Through the month of September, federal inspectors issued 374 citations, orders and safeguards during its push at 18 coal mines and two metal/nonmetal operations. Coal mines were issued 292 citations, 28 orders and one safeguard while the metal/nonmetal mines received 52 citations and one order.
In August, federal officials issued 356 citations, orders and safeguards to 16 coal mines and four metal/nonmetal mines. Of those, 272 citations, 37 orders and two safeguards were given to coal operators and metal/nonmetal operators were issued 45 citations.
MSHA spotlighted one of its impact inspections, which took place during the second shift September 23 at D & C Mining’s underground operation in Harlan County, Kentucky.
Inspectors wrote seven 104(d)(2) withdrawal orders, one 107(a) imminent danger order and 11 104(a) citations, of which 16 were designated significant and substantial, as a result of their visit.
“The imminent danger order was issued when the inspection team found a cigarette lighter near the continuous mining machine, marking the second time since February that smoking articles were found underground at this mine,” officials said.
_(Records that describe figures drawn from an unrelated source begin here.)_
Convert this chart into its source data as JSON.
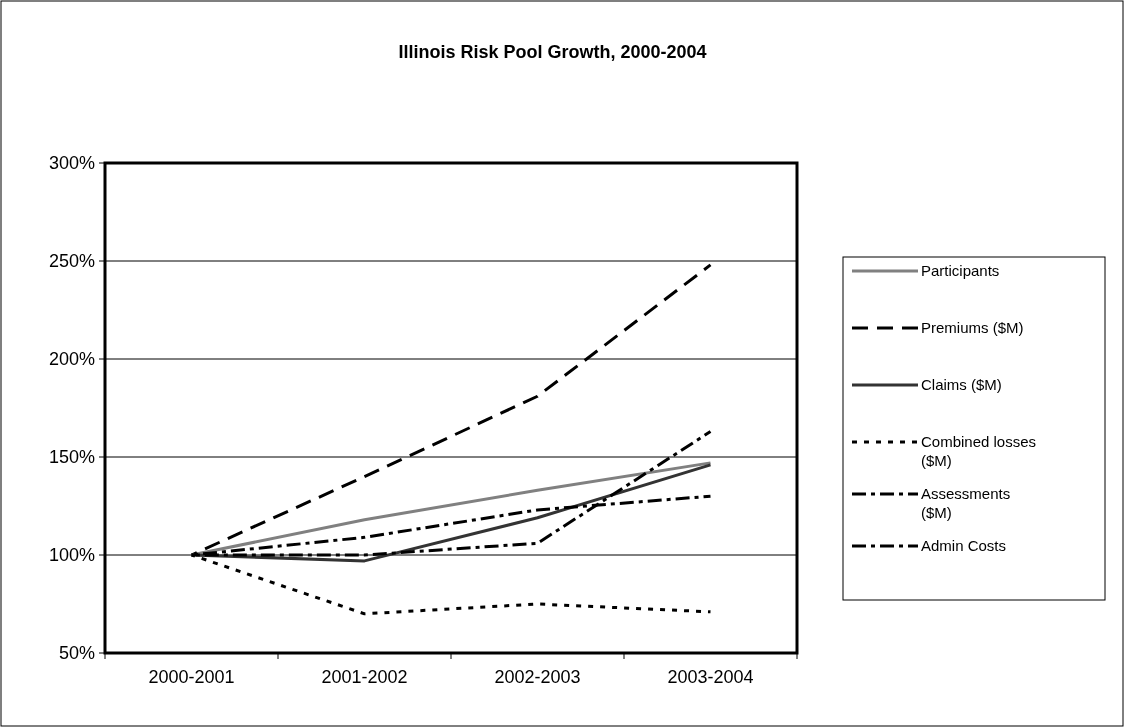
{
  "chart_data": {
    "type": "line",
    "title": "Illinois Risk Pool Growth, 2000-2004",
    "categories": [
      "2000-2001",
      "2001-2002",
      "2002-2003",
      "2003-2004"
    ],
    "series": [
      {
        "name": "Participants",
        "color": "#808080",
        "line_style": "solid",
        "values": [
          100,
          118,
          133,
          147
        ]
      },
      {
        "name": "Premiums ($M)",
        "color": "#000000",
        "line_style": "dashed",
        "values": [
          100,
          140,
          181,
          248
        ]
      },
      {
        "name": "Claims ($M)",
        "color": "#333333",
        "line_style": "solid",
        "values": [
          100,
          97,
          119,
          146
        ]
      },
      {
        "name": "Combined losses ($M)",
        "color": "#000000",
        "line_style": "dotted",
        "values": [
          100,
          70,
          75,
          71
        ]
      },
      {
        "name": "Assessments ($M)",
        "color": "#000000",
        "line_style": "dashdot",
        "values": [
          100,
          109,
          123,
          130
        ]
      },
      {
        "name": "Admin Costs",
        "color": "#000000",
        "line_style": "dashdot",
        "values": [
          100,
          100,
          106,
          163
        ]
      }
    ],
    "ylim": [
      50,
      300
    ],
    "yticks": [
      {
        "value": 50,
        "label": "50%"
      },
      {
        "value": 100,
        "label": "100%"
      },
      {
        "value": 150,
        "label": "150%"
      },
      {
        "value": 200,
        "label": "200%"
      },
      {
        "value": 250,
        "label": "250%"
      },
      {
        "value": 300,
        "label": "300%"
      }
    ],
    "grid": "y",
    "legend": "right"
  }
}
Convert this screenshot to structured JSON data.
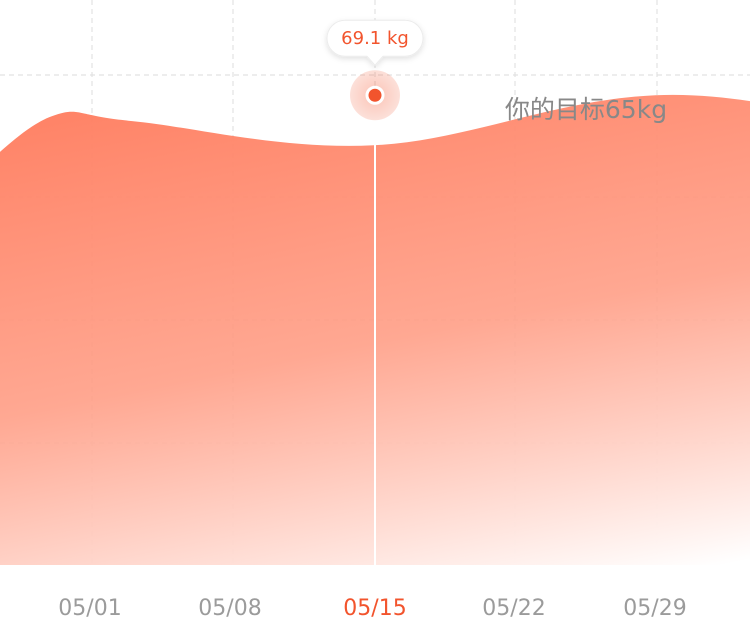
{
  "goal": {
    "label": "你的目标65kg"
  },
  "selected": {
    "tooltip": "69.1 kg",
    "x_label": "05/15"
  },
  "colors": {
    "area_top": "#FF7A5C",
    "area_bottom": "#FFFFFF",
    "accent": "#F2542D",
    "axis_text": "#9B9B9B",
    "goal_text": "#888888",
    "grid": "#E2E2E2"
  },
  "chart_data": {
    "type": "area",
    "title": "",
    "xlabel": "",
    "ylabel": "",
    "ylim": [
      40,
      75
    ],
    "grid": true,
    "categories": [
      "05/01",
      "05/08",
      "05/15",
      "05/22",
      "05/29"
    ],
    "series": [
      {
        "values": [
          [
            -3,
            64.0
          ],
          [
            -1,
            67.8
          ],
          [
            1,
            67.5
          ],
          [
            7,
            66.0
          ],
          [
            14,
            69.1
          ],
          [
            21,
            67.5
          ],
          [
            28,
            71.0
          ],
          [
            31,
            69.2
          ]
        ]
      }
    ],
    "highlight": {
      "x": "05/15",
      "y": 69.1,
      "label": "69.1 kg"
    },
    "annotations": [
      "你的目标65kg"
    ]
  }
}
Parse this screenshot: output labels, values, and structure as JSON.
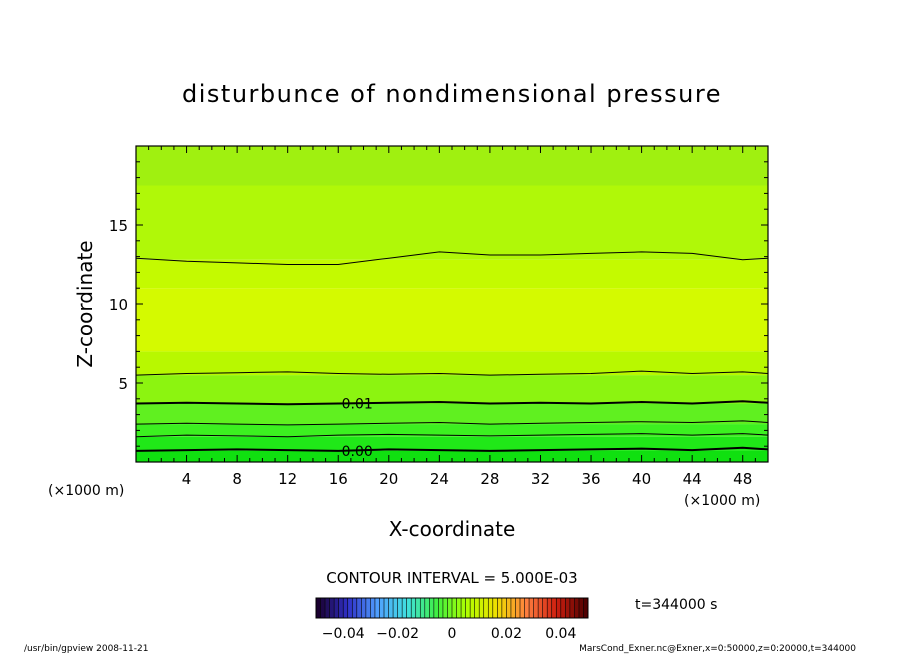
{
  "chart_data": {
    "type": "heatmap",
    "title": "disturbunce of nondimensional pressure",
    "xlabel": "X-coordinate",
    "ylabel": "Z-coordinate",
    "x_unit_left": "(×1000 m)",
    "x_unit_right": "(×1000 m)",
    "xlim": [
      0,
      50
    ],
    "ylim": [
      0,
      20
    ],
    "x_ticks": [
      4,
      8,
      12,
      16,
      20,
      24,
      28,
      32,
      36,
      40,
      44,
      48
    ],
    "y_ticks": [
      5,
      10,
      15
    ],
    "contour_interval": "CONTOUR INTERVAL = 5.000E-03",
    "time_label": "t=344000 s",
    "colorbar_ticks": [
      "−0.04",
      "−0.02",
      "0",
      "0.02",
      "0.04"
    ],
    "colorbar_range": [
      -0.05,
      0.05
    ],
    "colorbar_colors": [
      "#1a0030",
      "#3030c8",
      "#50a0ff",
      "#40e0e0",
      "#40f040",
      "#b0ff00",
      "#f0e000",
      "#ff8040",
      "#d02010",
      "#500000"
    ],
    "contours": [
      {
        "z": [
          0.7,
          0.75,
          0.8,
          0.75,
          0.7,
          0.8,
          0.75,
          0.7,
          0.75,
          0.8,
          0.85,
          0.75,
          0.9,
          0.8
        ],
        "label": "0.00",
        "bold": true
      },
      {
        "z": [
          1.6,
          1.7,
          1.65,
          1.6,
          1.7,
          1.75,
          1.7,
          1.65,
          1.7,
          1.75,
          1.8,
          1.7,
          1.8,
          1.7
        ],
        "label": "",
        "bold": false
      },
      {
        "z": [
          2.4,
          2.45,
          2.4,
          2.35,
          2.4,
          2.45,
          2.5,
          2.4,
          2.45,
          2.5,
          2.55,
          2.5,
          2.6,
          2.5
        ],
        "label": "",
        "bold": false
      },
      {
        "z": [
          3.7,
          3.75,
          3.7,
          3.65,
          3.7,
          3.75,
          3.8,
          3.7,
          3.75,
          3.7,
          3.8,
          3.7,
          3.85,
          3.75
        ],
        "label": "0.01",
        "bold": true
      },
      {
        "z": [
          5.5,
          5.6,
          5.65,
          5.7,
          5.6,
          5.55,
          5.6,
          5.5,
          5.55,
          5.6,
          5.75,
          5.6,
          5.7,
          5.6
        ],
        "label": "",
        "bold": false
      },
      {
        "z": [
          12.9,
          12.7,
          12.6,
          12.5,
          12.5,
          12.9,
          13.3,
          13.1,
          13.1,
          13.2,
          13.3,
          13.2,
          12.8,
          12.9
        ],
        "label": "",
        "bold": false
      }
    ],
    "contour_x": [
      0,
      4,
      8,
      12,
      16,
      20,
      24,
      28,
      32,
      36,
      40,
      44,
      48,
      50
    ],
    "field_bands": [
      {
        "z0": 0,
        "z1": 0.7,
        "color": "#10e010"
      },
      {
        "z0": 0.7,
        "z1": 1.6,
        "color": "#20e818"
      },
      {
        "z0": 1.6,
        "z1": 2.4,
        "color": "#3cf020"
      },
      {
        "z0": 2.4,
        "z1": 3.7,
        "color": "#60f020"
      },
      {
        "z0": 3.7,
        "z1": 5.5,
        "color": "#8cf410"
      },
      {
        "z0": 5.5,
        "z1": 7.0,
        "color": "#b8f800"
      },
      {
        "z0": 7.0,
        "z1": 11.0,
        "color": "#d4fa00"
      },
      {
        "z0": 11.0,
        "z1": 12.8,
        "color": "#c4fa00"
      },
      {
        "z0": 12.8,
        "z1": 17.5,
        "color": "#b0f808"
      },
      {
        "z0": 17.5,
        "z1": 20.0,
        "color": "#a0f010"
      }
    ]
  },
  "footer": {
    "left": "/usr/bin/gpview   2008-11-21",
    "right": "MarsCond_Exner.nc@Exner,x=0:50000,z=0:20000,t=344000"
  }
}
“This condition provided an ignition source in the presence of combustible materials, loose coal and coal dust accumulations in an area with inadequate rock dust to prevent an explosion.”
The impact inspection was the mine’s sixth since April 2010.
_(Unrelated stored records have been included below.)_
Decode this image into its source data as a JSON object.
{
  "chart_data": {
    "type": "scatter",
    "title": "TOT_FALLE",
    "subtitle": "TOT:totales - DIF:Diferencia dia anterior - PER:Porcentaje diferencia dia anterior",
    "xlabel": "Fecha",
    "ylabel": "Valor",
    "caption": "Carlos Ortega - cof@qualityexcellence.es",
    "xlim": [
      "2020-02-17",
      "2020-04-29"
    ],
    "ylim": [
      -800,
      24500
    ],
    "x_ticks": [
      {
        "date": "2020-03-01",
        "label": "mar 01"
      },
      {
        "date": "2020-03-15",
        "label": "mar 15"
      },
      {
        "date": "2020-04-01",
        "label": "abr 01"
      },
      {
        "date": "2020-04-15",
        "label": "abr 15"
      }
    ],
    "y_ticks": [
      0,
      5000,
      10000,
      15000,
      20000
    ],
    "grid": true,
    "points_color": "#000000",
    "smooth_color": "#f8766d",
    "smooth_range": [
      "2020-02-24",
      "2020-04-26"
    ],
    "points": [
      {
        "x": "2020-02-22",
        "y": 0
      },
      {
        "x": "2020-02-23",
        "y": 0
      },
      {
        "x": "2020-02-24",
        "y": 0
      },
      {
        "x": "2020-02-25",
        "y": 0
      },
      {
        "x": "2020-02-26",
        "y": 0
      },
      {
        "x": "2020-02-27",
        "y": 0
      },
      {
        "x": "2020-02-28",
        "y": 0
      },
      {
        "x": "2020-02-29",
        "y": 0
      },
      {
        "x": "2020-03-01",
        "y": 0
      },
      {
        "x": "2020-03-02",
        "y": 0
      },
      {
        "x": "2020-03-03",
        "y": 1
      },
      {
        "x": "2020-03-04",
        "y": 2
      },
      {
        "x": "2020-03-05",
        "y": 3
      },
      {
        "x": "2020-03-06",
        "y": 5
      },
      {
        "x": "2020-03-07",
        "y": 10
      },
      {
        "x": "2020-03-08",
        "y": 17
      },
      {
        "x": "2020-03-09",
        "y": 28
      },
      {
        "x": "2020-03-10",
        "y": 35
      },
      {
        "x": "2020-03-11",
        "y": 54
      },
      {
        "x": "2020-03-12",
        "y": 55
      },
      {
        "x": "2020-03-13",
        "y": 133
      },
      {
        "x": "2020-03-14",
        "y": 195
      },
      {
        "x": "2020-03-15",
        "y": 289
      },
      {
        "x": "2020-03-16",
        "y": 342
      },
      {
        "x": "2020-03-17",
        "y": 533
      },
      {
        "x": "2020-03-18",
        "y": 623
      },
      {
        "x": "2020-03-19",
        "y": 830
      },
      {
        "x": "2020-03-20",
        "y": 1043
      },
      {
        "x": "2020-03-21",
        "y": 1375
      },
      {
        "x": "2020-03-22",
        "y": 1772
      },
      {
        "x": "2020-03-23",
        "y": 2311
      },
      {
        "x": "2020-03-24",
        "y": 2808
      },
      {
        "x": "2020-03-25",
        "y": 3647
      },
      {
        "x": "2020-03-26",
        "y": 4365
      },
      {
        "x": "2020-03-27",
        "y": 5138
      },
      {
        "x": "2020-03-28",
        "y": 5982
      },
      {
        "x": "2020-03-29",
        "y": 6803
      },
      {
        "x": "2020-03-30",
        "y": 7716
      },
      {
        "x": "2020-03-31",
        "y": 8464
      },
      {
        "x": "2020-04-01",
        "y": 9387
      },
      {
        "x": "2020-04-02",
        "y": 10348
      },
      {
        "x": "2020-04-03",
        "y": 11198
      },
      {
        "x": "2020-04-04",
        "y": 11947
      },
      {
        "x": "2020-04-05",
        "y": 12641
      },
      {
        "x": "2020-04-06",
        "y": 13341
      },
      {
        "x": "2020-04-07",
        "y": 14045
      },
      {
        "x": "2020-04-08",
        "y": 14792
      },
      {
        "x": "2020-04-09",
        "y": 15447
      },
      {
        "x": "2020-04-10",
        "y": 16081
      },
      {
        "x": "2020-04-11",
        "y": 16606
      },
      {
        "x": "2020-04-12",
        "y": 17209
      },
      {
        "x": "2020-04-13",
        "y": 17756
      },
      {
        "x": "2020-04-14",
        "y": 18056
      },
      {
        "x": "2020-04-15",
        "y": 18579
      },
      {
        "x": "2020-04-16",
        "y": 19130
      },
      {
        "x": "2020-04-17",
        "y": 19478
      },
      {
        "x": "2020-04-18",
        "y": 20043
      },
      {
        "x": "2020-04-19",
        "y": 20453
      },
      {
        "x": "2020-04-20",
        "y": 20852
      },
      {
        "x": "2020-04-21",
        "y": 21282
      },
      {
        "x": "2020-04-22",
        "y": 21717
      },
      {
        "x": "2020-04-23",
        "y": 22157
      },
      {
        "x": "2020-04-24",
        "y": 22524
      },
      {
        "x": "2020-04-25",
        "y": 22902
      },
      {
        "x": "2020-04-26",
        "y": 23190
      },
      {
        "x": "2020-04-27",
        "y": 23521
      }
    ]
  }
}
MSHA also wrote two of the withdrawal orders for inadequate roof and rib supports at the face area of the mine, a high traffic area for workers throughout the day at any operation. Some of the violations included loose, unsupported drawrock, wide roof and rib bolt spacing, inadequate rock dusting, use of a non-permissible cap lamp, combustible material accumulations, an inadequate smoke search program, inadequate pre-shift examinations, improperly working parking brakes on mobile equipment, nonworking self-contained self-rescuer units, a poorly maintained roof drill dust collection system and inadequate illumination on the mine surface areas.
“The closure order is still one of the most effective tools inspectors have to bring about compliance, even during impact inspections,” assistant secretary of labor for mine safety and health Joseph Main said.
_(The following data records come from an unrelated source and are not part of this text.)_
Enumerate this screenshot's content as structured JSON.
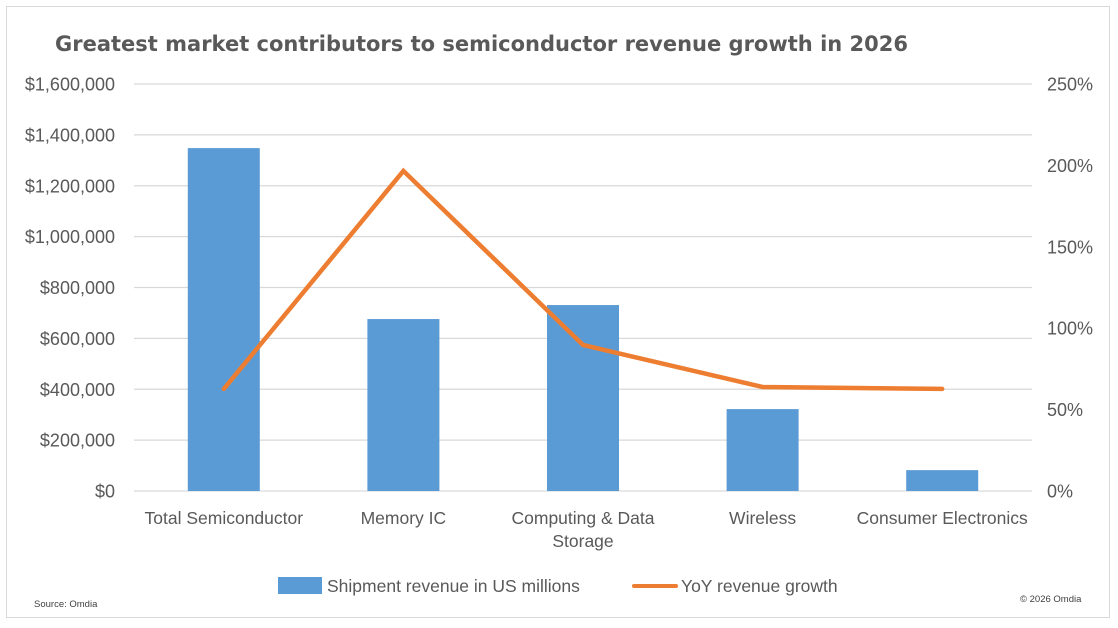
{
  "chart_data": {
    "type": "bar",
    "title": "Greatest market contributors to semiconductor revenue growth in 2026",
    "categories": [
      "Total Semiconductor",
      "Memory IC",
      "Computing & Data Storage",
      "Wireless",
      "Consumer Electronics"
    ],
    "category_lines": [
      [
        "Total Semiconductor"
      ],
      [
        "Memory IC"
      ],
      [
        "Computing & Data",
        "Storage"
      ],
      [
        "Wireless"
      ],
      [
        "Consumer Electronics"
      ]
    ],
    "series": [
      {
        "name": "Shipment revenue in US millions",
        "type": "bar",
        "axis": "left",
        "color": "#5b9bd5",
        "values": [
          1348000,
          676000,
          731000,
          322000,
          82000
        ]
      },
      {
        "name": "YoY revenue growth",
        "type": "line",
        "axis": "right",
        "color": "#ed7d31",
        "values": [
          62.7,
          196.6,
          89.7,
          63.9,
          62.7
        ],
        "unit": "%"
      }
    ],
    "y_left": {
      "ylim": [
        0,
        1600000
      ],
      "ticks": [
        0,
        200000,
        400000,
        600000,
        800000,
        1000000,
        1200000,
        1400000,
        1600000
      ],
      "tick_labels": [
        "$0",
        "$200,000",
        "$400,000",
        "$600,000",
        "$800,000",
        "$1,000,000",
        "$1,200,000",
        "$1,400,000",
        "$1,600,000"
      ]
    },
    "y_right": {
      "ylim": [
        0,
        250
      ],
      "ticks": [
        0,
        50,
        100,
        150,
        200,
        250
      ],
      "tick_labels": [
        "0%",
        "50%",
        "100%",
        "150%",
        "200%",
        "250%"
      ]
    },
    "xlabel": "",
    "ylabel": "",
    "grid": true,
    "legend": "bottom-center",
    "gridline_color": "#d9d9d9"
  },
  "footer": {
    "source": "Source: Omdia",
    "copyright": "© 2026 Omdia"
  }
}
“We will not hesitate to use this and other enforcement tools to protect the nation’s miners.”
The agency’s special impact inspections began in force in April 2010 following the explosion at the Upper Big Branch mine where 29 workers were killed.
The push involved mines that merit increased attention and enforcement by the agency due to a poor compliance history or particular compliance concerns, including high numbers of violations or closure orders; indications of operator tactics, such as advance notification of inspections that prevent inspectors from observing violations; frequent hazard complaints or hotline calls; plan compliance issues; inadequate workplace examinations; a high number of accidents, injuries or illnesses; fatalities; and adverse conditions such as increased methane liberation, faulty roof conditions and inadequate ventilation.
Since April 2010, MSHA has conducted 347 impact inspections, which have resulted in 6187 citations, 584 orders and 22 safeguards.